3 Yoga Poses to Stretch The Knees:
It’s important to not only strengthen the knees but also to stretch them. You can make knee injuries worse if the muscles are so tight that they decrease movement fluidity. Here are 3 poses that stretch the knees and the supporting muscles without causing pain. Again keep in mind that each person is different and very few injuries are exactly the same, so make sure to seek advice from your physician before beginning.
1. Wide-Angled Seated Forward Bend (Upavistha Konasana)
Many of the poses that stretch your legs and hips tend to torque the knee in a way that can be quite painful for those who have knee weakness and pain. Konasana is a great pose that will stretch out the whole back of the body as well as the hips, inner thighs, and groin. To get into this pose, straddle your legs out in the widest stance you can comfortably place them. Flex your feet to activate the leg muscles. Place your hands on the ground forward in front of you and slowly walk them forward until you feel the stretch. Keep your spine straight and elongated throughout the stretch. If you find that your spine creates a C shape when you start to fold, place a blanket under the sits bones to lift yourself slightly off the floor. Hold this pose for 8 to 10 breaths. Follow it up by pulling the legs together and the knees into the chest.
2. Easy Pose (Sukhasana)
Lotus is a common pose that that is held at the beginning and end of each yoga class and can be a real pain in the knee. So, instead of sitting with both feet in the crooks of your thighs, simply cross your legs and gently place one in front of the other. Keep in mind that the deeper the bend in the knee the higher the chance of pain, so you may not have a perfect crossed leg look. That’s okay. You also have the option of sitting on a blanket to make the pose more comfortable and placing blocks on either side of the knees. This pose will stretch your knees and ankles. Sit up tall and breathe deeply for about 8 to 10 breaths, increasing the amount of breaths as you feel more flexible over time.

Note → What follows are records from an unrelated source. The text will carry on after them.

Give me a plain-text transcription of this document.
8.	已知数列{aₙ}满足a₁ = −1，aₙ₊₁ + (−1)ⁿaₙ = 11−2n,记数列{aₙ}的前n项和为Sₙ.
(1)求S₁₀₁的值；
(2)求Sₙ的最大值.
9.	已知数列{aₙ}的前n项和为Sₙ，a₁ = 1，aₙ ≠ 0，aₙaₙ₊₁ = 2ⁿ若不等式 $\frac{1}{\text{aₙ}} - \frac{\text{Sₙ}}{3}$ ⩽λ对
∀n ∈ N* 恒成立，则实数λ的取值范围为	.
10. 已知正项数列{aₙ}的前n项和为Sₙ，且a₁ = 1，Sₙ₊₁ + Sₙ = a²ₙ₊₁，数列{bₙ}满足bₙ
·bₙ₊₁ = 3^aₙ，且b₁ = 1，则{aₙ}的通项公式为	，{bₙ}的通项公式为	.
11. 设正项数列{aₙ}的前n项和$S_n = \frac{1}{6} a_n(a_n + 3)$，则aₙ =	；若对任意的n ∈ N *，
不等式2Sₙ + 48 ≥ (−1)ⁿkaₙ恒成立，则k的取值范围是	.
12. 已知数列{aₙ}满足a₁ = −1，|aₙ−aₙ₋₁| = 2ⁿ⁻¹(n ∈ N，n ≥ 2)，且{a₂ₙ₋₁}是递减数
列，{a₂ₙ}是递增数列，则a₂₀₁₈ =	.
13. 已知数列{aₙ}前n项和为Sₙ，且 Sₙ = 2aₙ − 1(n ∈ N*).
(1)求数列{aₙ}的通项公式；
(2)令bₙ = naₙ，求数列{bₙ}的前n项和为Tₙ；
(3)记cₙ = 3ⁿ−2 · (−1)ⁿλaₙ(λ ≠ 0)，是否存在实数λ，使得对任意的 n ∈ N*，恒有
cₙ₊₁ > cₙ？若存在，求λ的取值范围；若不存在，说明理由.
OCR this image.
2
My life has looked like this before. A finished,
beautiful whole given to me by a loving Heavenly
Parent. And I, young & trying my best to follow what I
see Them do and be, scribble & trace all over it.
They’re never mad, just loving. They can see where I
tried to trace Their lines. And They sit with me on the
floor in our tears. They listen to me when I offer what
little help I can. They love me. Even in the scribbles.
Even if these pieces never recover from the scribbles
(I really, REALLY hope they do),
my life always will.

3. Child’s Pose (Balasana)
This is a gentle knee stretch that can be intensified the closer you can move your bottom toward your heels. Props are necessary for those with tight, sore knees. Start on your hands and knees (with a blanket under the knees for protection). In the full, unmodified, pose you’d have your feet together with your toes untucked, knees separated so the belly can rest between the thighs, bottom sitting on the heels, and forehead on the mat with the arms extended out. Modify as you need. Consider decreasing the degree to which you part your knees. Use blankets behind the knees or on the heels. This pose can be held for 8 to 10 breaths and then increased slowly as you become more flexible.